Friday, September 24, 2010

Court throws out Gbevlo Lartey

Posted on: www.dailyguideghana.com

By William Yaw Owusu

Wednesday September 22, 2010.
The Human Rights Court in Accra has thrown out a legal objection raised by Lt. Col. Gbevlo Lartey (Rtd.), National Security Coordinator in the case in which Shirley Ayorkor Botchway, Member of Parliament (MP) for Weija is seeking to enforce her fundamental human rights under the 1992 Republican Constitution.

Shirley Ayorkor, a former Deputy Minister under the previous administration, is currently battling the ruling National Democratic Congress (NDC) government in the law courts in relation to a piece of land (Plot No. 12A) that she acquired at Ridge, Accra in 2007.

She has jointly sued Brig. Gen. Joseph Nunoo Mensah Rtd, National Security Advisor, Lt.

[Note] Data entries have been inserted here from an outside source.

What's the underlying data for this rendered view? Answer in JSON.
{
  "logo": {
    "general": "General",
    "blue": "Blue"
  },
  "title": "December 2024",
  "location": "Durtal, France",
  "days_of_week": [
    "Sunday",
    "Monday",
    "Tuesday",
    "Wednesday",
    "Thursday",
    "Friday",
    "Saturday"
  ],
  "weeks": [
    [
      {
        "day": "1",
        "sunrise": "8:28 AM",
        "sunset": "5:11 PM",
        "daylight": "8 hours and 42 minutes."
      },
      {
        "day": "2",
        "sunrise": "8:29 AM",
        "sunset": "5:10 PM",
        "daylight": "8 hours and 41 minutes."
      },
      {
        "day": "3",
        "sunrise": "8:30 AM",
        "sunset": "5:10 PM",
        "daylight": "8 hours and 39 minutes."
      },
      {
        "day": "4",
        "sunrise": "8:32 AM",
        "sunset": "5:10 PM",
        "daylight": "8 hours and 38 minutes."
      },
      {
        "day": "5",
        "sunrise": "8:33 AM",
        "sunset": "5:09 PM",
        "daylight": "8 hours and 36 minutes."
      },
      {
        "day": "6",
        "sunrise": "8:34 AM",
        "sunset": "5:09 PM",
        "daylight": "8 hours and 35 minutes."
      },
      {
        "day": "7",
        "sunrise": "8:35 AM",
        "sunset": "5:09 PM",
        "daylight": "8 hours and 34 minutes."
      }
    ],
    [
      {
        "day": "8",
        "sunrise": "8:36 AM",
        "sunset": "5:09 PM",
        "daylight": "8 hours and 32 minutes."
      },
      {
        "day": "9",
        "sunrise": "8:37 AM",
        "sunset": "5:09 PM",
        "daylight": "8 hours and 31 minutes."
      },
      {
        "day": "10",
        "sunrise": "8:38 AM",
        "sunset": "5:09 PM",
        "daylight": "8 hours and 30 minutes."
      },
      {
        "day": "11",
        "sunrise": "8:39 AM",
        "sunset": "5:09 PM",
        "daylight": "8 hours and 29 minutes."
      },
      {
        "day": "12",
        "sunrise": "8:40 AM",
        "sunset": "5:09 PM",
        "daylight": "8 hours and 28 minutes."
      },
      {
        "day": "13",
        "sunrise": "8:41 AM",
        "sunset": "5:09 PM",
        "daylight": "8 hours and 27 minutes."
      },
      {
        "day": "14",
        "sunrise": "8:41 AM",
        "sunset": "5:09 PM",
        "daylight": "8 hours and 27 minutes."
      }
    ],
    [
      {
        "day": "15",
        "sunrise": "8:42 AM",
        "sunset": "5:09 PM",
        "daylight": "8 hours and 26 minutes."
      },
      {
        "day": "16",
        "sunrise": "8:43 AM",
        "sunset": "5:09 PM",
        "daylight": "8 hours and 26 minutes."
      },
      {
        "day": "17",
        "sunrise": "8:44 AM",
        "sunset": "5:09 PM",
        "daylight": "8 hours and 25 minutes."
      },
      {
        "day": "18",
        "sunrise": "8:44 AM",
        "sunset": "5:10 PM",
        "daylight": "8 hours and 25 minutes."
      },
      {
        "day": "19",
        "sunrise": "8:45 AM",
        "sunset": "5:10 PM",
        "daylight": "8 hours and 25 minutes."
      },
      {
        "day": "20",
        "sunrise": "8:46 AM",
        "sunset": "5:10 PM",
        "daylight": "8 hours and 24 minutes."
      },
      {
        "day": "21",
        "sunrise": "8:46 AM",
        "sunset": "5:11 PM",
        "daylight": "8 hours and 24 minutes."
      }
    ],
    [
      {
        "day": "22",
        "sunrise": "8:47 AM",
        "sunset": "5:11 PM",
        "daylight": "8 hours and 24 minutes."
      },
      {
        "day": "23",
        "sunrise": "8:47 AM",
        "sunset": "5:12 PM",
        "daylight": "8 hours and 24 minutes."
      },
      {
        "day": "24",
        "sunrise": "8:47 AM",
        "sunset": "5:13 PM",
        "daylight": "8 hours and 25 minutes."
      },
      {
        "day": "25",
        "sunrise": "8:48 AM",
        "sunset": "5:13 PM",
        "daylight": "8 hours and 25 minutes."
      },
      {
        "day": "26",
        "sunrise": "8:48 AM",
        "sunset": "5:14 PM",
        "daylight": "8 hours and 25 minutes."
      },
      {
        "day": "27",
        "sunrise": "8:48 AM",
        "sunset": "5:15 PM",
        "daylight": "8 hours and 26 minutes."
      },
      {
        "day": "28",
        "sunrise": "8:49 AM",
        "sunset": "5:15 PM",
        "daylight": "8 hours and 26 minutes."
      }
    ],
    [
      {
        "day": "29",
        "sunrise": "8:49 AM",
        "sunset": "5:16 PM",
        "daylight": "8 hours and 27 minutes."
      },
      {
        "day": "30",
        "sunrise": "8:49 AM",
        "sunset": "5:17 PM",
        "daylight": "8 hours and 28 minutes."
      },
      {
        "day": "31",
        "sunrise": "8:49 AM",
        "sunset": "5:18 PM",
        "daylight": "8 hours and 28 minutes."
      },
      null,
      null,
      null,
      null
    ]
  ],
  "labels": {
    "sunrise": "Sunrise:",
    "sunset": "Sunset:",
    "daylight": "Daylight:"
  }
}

Col. (Rtd) Larry Gbevlo Lartey, and the Attorney-General, claiming that the first and second defendants are using security operatives to take the land which she has started developing on the basis that the land belongs to the state.

The plaintiff’s affidavit in support of her application said she leased a plot of land from the President of the Republic of Ghana in 2007 but on April 15, 2010 while her workers were busily at work, some group of men who said they were coming from the National Security and had been sent by the first and second defendants ordered the workers to stop work immediately.

The security operatives, the plaintiff averred, then erected a signboard with the inscription ‘Government Property. Stop Work. Keep Off, By Order’ and left telephone numbers for her to call and find out.

“On April 16, 2010, the next day, the National Security operatives claiming to be acting on the instructions of first and second defendants visited the land again and took away various construction tools belonging to her workmen with orders to stop work.”

She said she reported the matter to the Director-General of the Criminal Investigations Department on April 16, 2010.

As a result she sought “a declaration that the respondents’ interference with her right to develop, use and enjoy her land is wrong and an unlawful interference with her right to property and constitutes a violation of her fundamental human rights.”

She also wants damages for wrongful and unlawful interference and violation of the applicant’s human rights and an order for perpetual injunction to prevent her from developing the land.

As a result both the first and second defendants were served on April 28, 2010 and the third defendant was served on April 21, 2010.

However, on May 11, 2010, Lt. Col. Gbevlo Lartey, through his solicitors, filed a notice to raise legal objection to the Weija MP’s motion.

The security capo contended that the applicant’s lease upon which she relies to enforce her alleged rights is ineffective as an instrument affecting the land.

“It violates Section 24 (1) of the Land Registry Law, 1962 (Act 122) under which every instrument affecting land is considered ineffective until registered.”

The defendant contended that if the MP’s lease were effective, the applicant would have been in breach of covenant in failing to show that within three years of execution she has built a house to the value of the amount specified in the lease or has built a surrounding wall around the area to which the site plan attached to the lease relates.

“The motion with the supporting affidavit raises so many terrible issues that cannot be appropriately resolved by an affidavit. A writ of summons would provide an appropriate remedy, not a motion.”

Dismissing the legal objection, the court, presided over by UP Derry said from the affidavit in support of the application there is no doubt that the MP is invoking article 18 of the Constitution adding “if any person’s right to property is violated he is entitled to protection by this court by virtue of Article 33 (1) of the 1992 Constitution.”

The court said there are no competing interests and the fact that the applicant has not yet registered her land does not bar her from taking steps to enforce under Article 18 (1) 0f the Constitution.

The court also held that Mr. Gbevlo Lartey’s argument that the MP should have issued a writ instead of a motion is misplaced saying “by Article 33 (1), a person has a choice to take any action.”

The court therefore said the legal objection is misconceived adding that “the case should proceed.”